Context you should know
- Public dislike counts were hidden platform-wide in 2021 to reduce harassment, especially against smaller creators. The count remains visible to you in YouTube Studio.
- Shorts began global expansion in 2021, so YouTube is still refining the UI and signals that best fit a fast-swipe feed.
- Third-party tools that "restore" public dislike counts use estimates and scraped data; they are not official and may be inaccurate.
Will this impact monetization?
Not directly. Ad revenue and Shorts revenue sharing hinge more on watch time, viewer satisfaction, and inventory than on a single negative action. Indirectly, if the change improves personalization and reduces brigading, it could stabilize performance for creators who've been unfairly targeted.
How to know if you're in the test
- On Shorts, check the right sidebar. If the thumbs-down is missing, tap the overflow menu. If you see "Dislike" or "Not Interested" there, you're likely in the experiment.

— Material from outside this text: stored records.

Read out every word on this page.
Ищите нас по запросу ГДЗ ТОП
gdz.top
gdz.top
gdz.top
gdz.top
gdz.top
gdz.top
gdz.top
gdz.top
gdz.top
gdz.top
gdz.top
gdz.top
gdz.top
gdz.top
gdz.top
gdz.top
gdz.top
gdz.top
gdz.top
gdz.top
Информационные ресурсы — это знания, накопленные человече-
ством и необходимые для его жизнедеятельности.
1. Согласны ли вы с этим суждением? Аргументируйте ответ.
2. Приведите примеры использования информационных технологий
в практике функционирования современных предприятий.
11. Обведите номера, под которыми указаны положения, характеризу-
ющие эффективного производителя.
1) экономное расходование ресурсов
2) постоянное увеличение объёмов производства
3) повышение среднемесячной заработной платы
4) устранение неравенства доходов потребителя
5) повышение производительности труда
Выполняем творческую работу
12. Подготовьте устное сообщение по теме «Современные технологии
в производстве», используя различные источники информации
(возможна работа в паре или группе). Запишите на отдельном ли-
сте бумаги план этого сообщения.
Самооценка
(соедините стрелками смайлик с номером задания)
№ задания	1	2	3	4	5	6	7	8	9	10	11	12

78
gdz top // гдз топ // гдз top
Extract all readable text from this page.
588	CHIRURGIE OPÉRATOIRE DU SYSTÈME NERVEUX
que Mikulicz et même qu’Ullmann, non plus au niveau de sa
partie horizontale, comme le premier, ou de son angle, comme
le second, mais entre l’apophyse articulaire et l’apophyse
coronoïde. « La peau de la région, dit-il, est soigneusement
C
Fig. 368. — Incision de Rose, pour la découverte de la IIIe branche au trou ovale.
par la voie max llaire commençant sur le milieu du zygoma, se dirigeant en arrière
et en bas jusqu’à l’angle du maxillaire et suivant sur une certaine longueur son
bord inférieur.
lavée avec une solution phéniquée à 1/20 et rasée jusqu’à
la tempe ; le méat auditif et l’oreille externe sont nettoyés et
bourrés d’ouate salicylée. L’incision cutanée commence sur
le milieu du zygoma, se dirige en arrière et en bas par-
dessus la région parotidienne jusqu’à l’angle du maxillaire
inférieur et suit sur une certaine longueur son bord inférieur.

- Expect A/B differences across accounts and devices. Tests can be turned on or off without notice.
Bottom line
Less public shaming, more personal control is the direction of travel across social platforms. If YouTube's test becomes permanent, creators could see fewer performative downvotes and more meaningful signals about audience fit.Keep making content people want to watch to the end. That - and not a renamed button - is what actually moves the needle.
Pro takeaways for creators
- Treat every second of a Short like a promise you must keep. Break it, and viewers swipe - or tap "Not Interested."
- Design for the right viewer, not the most viewers. Alignment beats reach when the algorithm is listening for satisfaction.
- Don't measure your worth by a public counter that was always easy to game. Studio data and long-term retention tell the real story.